Name five reasons why it is important to keep this stuff.
Name five reasons why you have never gotten rid of this stuff.
Write down five benefits from getting rid of this stuff.
Where and to whom can I give away this stuff?
How many garbage cans will it take to get rid of the stuff that no one on earth would ever want?
Can I help someone in need by giving away stuff I hate, don't use, haven't ever used (much), and do not intend ever, ever to use again, at least in this life?
Who in my family or among my friends would like keepsakes that would likely get thrown out if something happens to me? (Like if I die, for instance).
You might weep and wail over tossing stuff you haven't paid any attention to for decades, but you'll get over it quickly. When people realize that, after all, they didn't need a "dream home" with 27 bedrooms and 15 bathrooms and begin to downsize after Esmerelda and Junior finally moved out, the last of umpteen kids who populated your mansion heretofore, the first thing people have to do is get rid of most of their stuff. However traumatic that selling your house where you have 10 doorposts with the growth marks of 10 kids still marked on them turns out to be, I can promise you from experience and from talking to countless other people who have downsized that you will never miss your dream home or your stuff.
Here is the main advantage of getting rid of stuff: Life is simplified. Life is less complicated. You have less stuff to replace, wear out, fix, and insure. Your new house is easier to navigate in. You no longer have to be a professional heavy-duty janitor to keep thousands of square feet of unused space dusted, vacuumed, cleaned, and scrubbed in case someone comes to visit and would leave commenting about your dirty house. Plus you may not have room in case one, two, or three of your kids decide it would be cheaper to move back in with mom and dad for several years while they get their feet on the ground, so to speak.

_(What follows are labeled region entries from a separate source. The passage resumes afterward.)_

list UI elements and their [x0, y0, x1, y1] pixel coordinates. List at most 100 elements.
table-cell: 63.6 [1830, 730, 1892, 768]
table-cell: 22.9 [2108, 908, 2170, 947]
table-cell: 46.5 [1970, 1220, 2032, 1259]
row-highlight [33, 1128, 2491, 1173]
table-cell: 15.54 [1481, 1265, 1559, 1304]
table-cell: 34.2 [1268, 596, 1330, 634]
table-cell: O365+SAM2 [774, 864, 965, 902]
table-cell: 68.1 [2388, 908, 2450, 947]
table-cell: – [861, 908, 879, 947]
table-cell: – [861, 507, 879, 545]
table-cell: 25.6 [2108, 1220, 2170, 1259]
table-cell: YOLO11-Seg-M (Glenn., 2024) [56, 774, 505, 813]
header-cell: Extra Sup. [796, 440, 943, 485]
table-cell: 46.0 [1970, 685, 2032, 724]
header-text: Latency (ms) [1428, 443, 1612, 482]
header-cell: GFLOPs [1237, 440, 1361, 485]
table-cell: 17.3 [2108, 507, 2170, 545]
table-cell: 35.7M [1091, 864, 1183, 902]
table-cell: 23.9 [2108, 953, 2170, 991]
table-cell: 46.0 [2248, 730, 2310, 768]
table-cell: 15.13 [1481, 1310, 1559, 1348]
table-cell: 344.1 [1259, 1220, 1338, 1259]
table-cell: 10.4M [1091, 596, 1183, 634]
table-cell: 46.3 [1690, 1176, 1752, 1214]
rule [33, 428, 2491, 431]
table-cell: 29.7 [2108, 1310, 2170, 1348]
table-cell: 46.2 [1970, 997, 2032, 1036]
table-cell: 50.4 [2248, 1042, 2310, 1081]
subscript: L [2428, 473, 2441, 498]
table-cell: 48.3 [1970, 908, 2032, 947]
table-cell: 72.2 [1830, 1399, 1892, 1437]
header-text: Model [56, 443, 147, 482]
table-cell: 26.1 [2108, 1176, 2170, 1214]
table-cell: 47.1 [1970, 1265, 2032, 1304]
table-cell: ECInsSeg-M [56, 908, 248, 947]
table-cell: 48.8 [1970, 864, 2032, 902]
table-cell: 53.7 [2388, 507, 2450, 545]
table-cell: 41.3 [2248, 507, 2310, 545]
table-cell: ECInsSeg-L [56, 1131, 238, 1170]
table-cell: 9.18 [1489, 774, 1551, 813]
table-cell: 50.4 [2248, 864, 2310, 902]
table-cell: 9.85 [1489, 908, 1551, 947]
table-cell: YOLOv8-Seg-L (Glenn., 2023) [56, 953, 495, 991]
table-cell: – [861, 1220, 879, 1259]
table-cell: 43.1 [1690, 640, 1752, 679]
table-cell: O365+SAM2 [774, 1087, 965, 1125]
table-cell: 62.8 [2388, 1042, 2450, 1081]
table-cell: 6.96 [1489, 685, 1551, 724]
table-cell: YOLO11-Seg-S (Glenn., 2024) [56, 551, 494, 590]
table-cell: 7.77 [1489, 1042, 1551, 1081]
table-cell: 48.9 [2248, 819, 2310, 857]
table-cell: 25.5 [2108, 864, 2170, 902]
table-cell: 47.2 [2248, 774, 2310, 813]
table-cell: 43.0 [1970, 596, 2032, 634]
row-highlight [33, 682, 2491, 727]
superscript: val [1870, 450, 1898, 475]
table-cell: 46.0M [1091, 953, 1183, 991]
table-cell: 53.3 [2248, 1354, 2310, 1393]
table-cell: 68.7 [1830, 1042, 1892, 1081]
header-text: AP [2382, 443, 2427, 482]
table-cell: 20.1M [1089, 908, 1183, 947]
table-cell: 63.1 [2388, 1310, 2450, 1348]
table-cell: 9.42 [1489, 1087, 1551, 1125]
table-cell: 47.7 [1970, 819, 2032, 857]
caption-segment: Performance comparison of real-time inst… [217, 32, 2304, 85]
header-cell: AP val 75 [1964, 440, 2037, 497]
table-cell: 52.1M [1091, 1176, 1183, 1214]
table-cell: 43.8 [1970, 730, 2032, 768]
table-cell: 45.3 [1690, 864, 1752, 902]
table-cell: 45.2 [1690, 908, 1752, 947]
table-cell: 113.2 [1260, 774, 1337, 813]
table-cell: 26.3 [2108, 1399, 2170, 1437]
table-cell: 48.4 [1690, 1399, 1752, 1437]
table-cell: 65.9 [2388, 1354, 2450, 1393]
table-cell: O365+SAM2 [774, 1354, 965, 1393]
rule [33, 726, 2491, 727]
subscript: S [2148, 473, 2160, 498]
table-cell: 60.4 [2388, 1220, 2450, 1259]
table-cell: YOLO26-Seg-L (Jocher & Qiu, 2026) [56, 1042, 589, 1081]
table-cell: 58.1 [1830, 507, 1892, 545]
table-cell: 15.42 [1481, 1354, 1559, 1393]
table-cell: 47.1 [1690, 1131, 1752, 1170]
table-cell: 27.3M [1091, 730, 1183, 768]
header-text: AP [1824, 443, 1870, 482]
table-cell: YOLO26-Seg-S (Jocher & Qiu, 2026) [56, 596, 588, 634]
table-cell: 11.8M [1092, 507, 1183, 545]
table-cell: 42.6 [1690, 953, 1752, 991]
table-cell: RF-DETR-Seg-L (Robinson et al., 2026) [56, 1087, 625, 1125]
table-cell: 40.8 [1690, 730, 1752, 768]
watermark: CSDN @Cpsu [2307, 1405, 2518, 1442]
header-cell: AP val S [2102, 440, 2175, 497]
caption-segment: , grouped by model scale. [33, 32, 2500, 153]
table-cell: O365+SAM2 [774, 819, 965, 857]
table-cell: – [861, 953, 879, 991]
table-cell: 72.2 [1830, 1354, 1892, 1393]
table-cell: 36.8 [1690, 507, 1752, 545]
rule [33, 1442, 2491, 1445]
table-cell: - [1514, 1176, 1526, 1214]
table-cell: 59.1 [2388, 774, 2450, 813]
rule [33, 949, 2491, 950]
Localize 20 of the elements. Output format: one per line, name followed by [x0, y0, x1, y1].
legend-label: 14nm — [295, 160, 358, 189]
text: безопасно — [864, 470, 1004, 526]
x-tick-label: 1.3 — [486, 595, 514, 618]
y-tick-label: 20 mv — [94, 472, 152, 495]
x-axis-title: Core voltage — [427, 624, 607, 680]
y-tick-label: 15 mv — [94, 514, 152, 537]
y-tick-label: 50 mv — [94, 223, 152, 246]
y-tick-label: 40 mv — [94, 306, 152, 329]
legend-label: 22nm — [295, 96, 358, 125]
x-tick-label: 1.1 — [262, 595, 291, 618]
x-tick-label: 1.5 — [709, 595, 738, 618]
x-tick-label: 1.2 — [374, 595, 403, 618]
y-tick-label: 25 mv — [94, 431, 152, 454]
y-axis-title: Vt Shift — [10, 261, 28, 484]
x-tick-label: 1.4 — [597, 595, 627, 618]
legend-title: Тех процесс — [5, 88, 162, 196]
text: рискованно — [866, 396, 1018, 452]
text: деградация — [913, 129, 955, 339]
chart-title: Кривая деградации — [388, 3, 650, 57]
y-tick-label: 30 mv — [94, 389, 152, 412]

While you are busy decluttering your house, you might declutter your mind of excess garbage. For example, here are some things you can toss and get rid of:
Excess worries. Worries are baggage that drag you down. Worries have never accomplished anything. Believe me, I am a veteran worrier and I speak from decades of experience. You can't make progress on achieving any of your goals or making any changes until you stomp out the worries. Substitute good and cheerful thoughts for gloomy and pessimistic thoughts.
Grudges. Grudges keep you locked in neutral. You spend too much time being angry at someone else instead of motivating yourself to actually (split infinitive!) do something about your long overdue plan to achieve a goal.
Habits. Dump all of your worthless habits in the garbage can.
Buying sprees. Avoid the mall. Avoid online infomercials. Avoid Amazon. You don't need new packages showing up on your doorstep daily, hourly. You don't need any more stuff.
Excuses. Name all of the excuses that have prevented you from losing weight, cutting down on spending, kept you from cleaning up clutter, mired you in difficult family relationships, and chuck each and every feeble and worthless excuse down the disposal, turn on the grinder, and watch them vanish.
There. You could have spent many dollars on a library of books that tell you how to solve all of your problems and declutter your house and brain. Think of the money you have saved just by reading the Curmudgeonly Professor's Task number 208. You haven't added one bit of clutter to your lives and you wouldn't have read past the first two or three paragraphs of any magic book you bought anyway. So set a goal and a time limit to get rid of stuff and enjoy your simplified and clutter-free life. Good luck, and keep going. The Curmudgeonly Professor.